Матерятся все?! Роль брани в истории мировой цивилизации — страница 15 из 64

«О-о-о-й Васька! – коровой взревела Варюха. – Ты разрываешь моё сердце. Вот жили люди, а! А тут?» – Она с недоумением оглядела кухню и послала её со всем своим грубым скарбом в такое место, какого у неё, как у женщины, и быть не могло.

Столь же описательно, но не менее понятно переданы слова Катюши в юмористическом стихотворении И. Иртеньева:

И, направив прямо в сумрак ночи

Тысячу биноклей на оси,

Рявкнула Катюша что есть мочи:

– Ну-ка брысь отсюда, иваси!

И вдогон добавила весомо

Слово, что не с ходу вставишь в стих,

Это слово каждому знакомо,

С ним везде находим мы родных.

Я другой такой страны не знаю,

Где оно так распространено.

И упали наземь самураи,

На груди рванувши кимоно.

Устно и письменно

Не стоит забывать и о принципиальной разнице между устной и письменной речью.
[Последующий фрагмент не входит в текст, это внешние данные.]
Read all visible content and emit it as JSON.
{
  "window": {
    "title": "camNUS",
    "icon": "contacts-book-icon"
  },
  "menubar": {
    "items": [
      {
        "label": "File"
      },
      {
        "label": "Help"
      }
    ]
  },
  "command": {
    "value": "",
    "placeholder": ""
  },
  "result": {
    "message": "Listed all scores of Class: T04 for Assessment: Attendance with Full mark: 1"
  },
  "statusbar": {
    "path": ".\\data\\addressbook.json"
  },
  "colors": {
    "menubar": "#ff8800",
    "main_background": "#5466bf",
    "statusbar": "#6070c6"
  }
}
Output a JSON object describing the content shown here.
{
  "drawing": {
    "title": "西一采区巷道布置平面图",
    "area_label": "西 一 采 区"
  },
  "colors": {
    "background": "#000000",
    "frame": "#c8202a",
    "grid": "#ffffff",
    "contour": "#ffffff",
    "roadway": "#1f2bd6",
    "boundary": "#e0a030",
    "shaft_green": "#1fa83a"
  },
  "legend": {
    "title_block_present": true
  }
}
Прежде всего по самой своей природе инвектива носит устный характер. До сих пор ряд вульгарных слов даже не имеет чёткого правила написания («говно» и «гавно», «ссать» и «сцать», «ебти» и «ети», «пёрнуть» и «пёрднуть», «ебит твою мать!» и «еби твою мать!» и др.). Появление вульгарной инвективы в письменном виде резко меняет её статус: из вырывающегося от души восклицания она превращается в нечто гораздо более долговременное, допускающее возможность остановиться, обдумать оскорбление, возможность своей реакции и так далее. Кроме того, здесь всегда присутствует ощущение нарушения табу не только автором, но и цензором, редактором и так далее, то есть вызов общественной морали звучит более резко, как бы от лица целой группы людей, вдобавок облечённых властью разрешать и запрещать.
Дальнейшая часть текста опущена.